Former U.S. President Trump in New York, the United States, on May 30, 2024, and U.S. Vice President Kamala Harris in Washington, the United States, on July 22, 2024, file photo combination.
Reuters
Democratic presidential candidate Kamala Harris said in an interview aired Monday that she is bracing for misinformation and misinformation from her Republican rival Donald Trump in their first face-to-face debate.
“I think he’s going to lie,” the vice president said on the show.Ricky Smiley Morning Show”.
Trump “is playing from this very old playbook, right?” Harris said in the interview taped last Wednesday. “There’s no limit to how far he can go, and we should be prepared for that.”
Smiley asked Harris how she planned to respond to Trump’s “attacks” and “tempers” during Tuesday’s debate hosted by ABC News at 9 p.m. ET.
“We should be prepared because he doesn’t have the burden of telling the truth, and we should be prepared because he’s probably going to tell a lot of lies,” she responded.
Harris spoke to Smiley at a campaign rally in New Hampshire, where Smiley focused on policies to help small businesses. She told Smiley she planned to point out Trump’s “tendency to fight for himself rather than for the American people.”
“I think that’s going to come through in the debate,” Harris said.
“I expected him to, you know, I thought he was going to lie.”
“He has a playbook that he’s used in the past, whether it was his attacks on President (Barack) Obama or (former Democratic nominee) Hillary Clinton,” she added. “So we should expect that some of that might show up.”

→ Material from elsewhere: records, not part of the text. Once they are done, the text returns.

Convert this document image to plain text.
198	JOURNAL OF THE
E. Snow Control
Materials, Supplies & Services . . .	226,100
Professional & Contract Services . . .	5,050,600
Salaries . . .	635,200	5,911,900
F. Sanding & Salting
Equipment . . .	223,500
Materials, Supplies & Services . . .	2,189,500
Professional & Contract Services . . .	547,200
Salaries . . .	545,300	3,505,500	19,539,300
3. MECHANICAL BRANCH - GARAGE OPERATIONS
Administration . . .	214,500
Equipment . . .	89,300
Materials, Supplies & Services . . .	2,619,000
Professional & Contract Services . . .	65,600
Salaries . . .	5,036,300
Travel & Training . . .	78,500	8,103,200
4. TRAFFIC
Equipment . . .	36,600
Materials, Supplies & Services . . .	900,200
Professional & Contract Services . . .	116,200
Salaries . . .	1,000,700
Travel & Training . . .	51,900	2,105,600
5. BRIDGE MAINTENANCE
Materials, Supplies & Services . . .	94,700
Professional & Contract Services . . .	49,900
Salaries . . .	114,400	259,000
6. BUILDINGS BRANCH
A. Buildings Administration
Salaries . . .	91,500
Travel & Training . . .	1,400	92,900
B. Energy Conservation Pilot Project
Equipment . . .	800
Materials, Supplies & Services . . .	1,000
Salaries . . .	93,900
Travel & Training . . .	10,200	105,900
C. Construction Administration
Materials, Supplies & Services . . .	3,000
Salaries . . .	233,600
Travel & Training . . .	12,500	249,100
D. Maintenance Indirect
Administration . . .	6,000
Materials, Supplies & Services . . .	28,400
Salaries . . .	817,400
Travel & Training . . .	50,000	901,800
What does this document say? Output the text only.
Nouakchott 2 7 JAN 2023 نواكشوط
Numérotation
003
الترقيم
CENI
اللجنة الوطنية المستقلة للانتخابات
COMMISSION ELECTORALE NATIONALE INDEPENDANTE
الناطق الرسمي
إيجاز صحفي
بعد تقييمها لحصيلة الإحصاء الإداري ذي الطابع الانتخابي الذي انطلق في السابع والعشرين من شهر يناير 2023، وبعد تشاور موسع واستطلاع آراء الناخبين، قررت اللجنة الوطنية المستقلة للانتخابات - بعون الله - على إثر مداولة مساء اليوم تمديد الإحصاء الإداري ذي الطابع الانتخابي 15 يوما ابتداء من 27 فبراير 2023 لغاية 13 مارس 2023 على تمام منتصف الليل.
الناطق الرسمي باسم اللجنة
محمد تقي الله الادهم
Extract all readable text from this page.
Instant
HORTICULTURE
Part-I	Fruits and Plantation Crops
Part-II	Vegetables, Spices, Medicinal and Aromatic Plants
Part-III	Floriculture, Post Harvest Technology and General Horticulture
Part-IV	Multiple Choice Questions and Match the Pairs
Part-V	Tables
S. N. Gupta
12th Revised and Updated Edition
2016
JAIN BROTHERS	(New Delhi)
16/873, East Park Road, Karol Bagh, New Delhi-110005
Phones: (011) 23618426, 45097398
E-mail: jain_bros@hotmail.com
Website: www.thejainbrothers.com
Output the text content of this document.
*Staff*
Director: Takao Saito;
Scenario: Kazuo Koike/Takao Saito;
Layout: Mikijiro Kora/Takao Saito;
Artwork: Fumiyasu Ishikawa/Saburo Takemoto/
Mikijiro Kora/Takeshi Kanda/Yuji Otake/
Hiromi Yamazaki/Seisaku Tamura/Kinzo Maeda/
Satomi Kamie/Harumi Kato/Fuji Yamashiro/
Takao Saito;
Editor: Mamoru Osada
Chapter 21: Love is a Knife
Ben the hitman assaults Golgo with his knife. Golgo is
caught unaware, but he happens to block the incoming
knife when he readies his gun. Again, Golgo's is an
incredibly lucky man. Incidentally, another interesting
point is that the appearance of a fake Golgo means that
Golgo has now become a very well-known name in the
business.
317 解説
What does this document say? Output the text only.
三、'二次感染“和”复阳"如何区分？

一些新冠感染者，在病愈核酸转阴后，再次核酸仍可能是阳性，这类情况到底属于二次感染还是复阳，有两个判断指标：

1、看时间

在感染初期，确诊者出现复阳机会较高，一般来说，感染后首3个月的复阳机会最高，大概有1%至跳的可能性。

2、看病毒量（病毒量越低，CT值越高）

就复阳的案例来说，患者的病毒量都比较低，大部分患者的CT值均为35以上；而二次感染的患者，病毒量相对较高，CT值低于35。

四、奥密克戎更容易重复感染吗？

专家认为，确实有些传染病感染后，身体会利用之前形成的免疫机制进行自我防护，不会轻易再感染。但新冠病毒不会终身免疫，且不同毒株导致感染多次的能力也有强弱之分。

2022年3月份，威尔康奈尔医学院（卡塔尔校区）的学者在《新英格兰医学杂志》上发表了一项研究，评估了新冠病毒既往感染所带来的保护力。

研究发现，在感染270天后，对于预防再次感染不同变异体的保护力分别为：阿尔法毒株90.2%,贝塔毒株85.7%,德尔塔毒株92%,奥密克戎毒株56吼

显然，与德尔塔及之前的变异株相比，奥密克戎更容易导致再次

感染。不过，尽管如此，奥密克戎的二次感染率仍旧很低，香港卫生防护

Tuesday night’s 90-minute debate will be the first, and possibly only, face-to-face debate between Trump and Harris before the Nov. 5 election.
That gives Democratic candidates a crucial second chance. A presidential debate between Trump and President Joe Biden in late June went so poorly for the incumbent that he dropped out of the race weeks later and endorsed Harris as his successor.
Harris appeared to close the polling gap between Trump and Biden in weeks. But a New York Times/Siena College poll released Sunday showed Trump and Harris In a close race, voters say they need to know more about the new Democratic nominee.